Snell who grew up near Swope Park, says she had always ridden her bike. Her oldest brother was a cyclist and was one of the only African American men racing in the late 80s and early 90s. But then she stopped riding.
“Once you get to a certain age, it’s something you put away and other responsibilities you have to pick up-- whether that’s being a mother, a wife, a careerwoman-- a lot of things like biking get pushed to the side. We forget how much fun we had or how free we were.”

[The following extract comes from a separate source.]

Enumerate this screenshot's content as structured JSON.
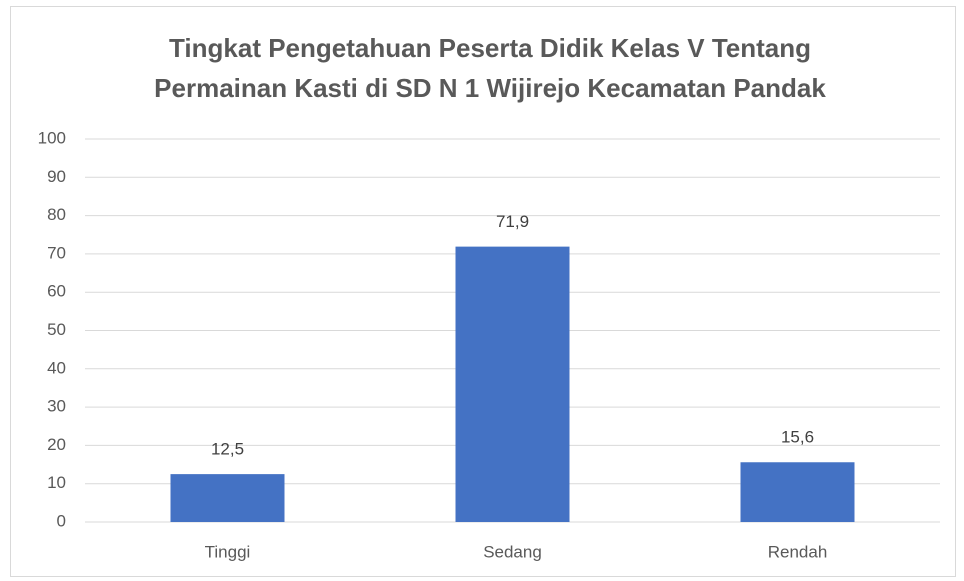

It wasn’t until a couple years ago, Snell was trying to improve her fitness and be healthier. She started running and it was too painful. She read about Kenneth Walker, who was hosting bicycling clinics throughout the city, and became hooked again on cycling.
“Riding is free. I feel free,” Snell says. “I love to feel the wind on my skin. I love to pass through neighborhoods that I normally wouldn’t pay attention to. I love seeing the landscape of Kansas City on a bicycle.”
Snell started STARS with fellow cyclist Kim Cole last year. They ride every Sunday afternoon from the Southeast Community Cetner. All rides are no-drop, and they keep it as slow as the slowest rider needs. They had a goal to reach 100 women last year, and they succeeded.
Snell’s life has changed immensely since riding with STARS. “I’m one of those women who was overweight with diabetes and riding has changed me physically because I’m able to keep my sugars under control,” Snell says. “Another great thing has been building the sisterhood. It has been phenomenal. People see us riding down the street now and know we’re the STARS."
Snell says there are various challenges for women when it comes to making time to ride a bike. “For women in my demographic: a mother with a career and a little bit older than your average cyclist, it’s hard,” Snell says. “I have to drop my kids off at school. That's one of the biggest things for women who want to ride: what if i don’t have childcare? What do I do?”
She also adds she is not fond of riding with men. “It’s ok, but they’re uber competitive even on a leisurely ride, and it’s intimidating. You show up to these things and the men are decked out in their spandex and their tinker toys."
This is where the camaraderie of STARS comes in, even though some women are still apprehensive about joining. “We have women that say 'I’m old,' 'I have arthritis,' or 'I’m too big and I’ll break the bike.' They’ll say they can’t keep up with us because we’re professionals. Well, no, we’re not, we’re here for each other, and we try to be as inclusive as we can.”
When it comes to what she would like to see in the future of Kansas City, she says she would like to see the blurring of lines. “The blurring of the racial lines, the blurring of the ‘I can’t cross Troost on my bike’ lines,” Snell says.
Snell says they don’t have any obstacles standing in their way to achieve more diversity in the biking community.“It’s just about being strategic and putting our minds to it,” Snell says.
Getting more women on bikes is not just about the bike. Snell says it’s about strengthening the city.
“When our women in our communities are healthy, our children and families are more healthy. We are the backbone of our communities.”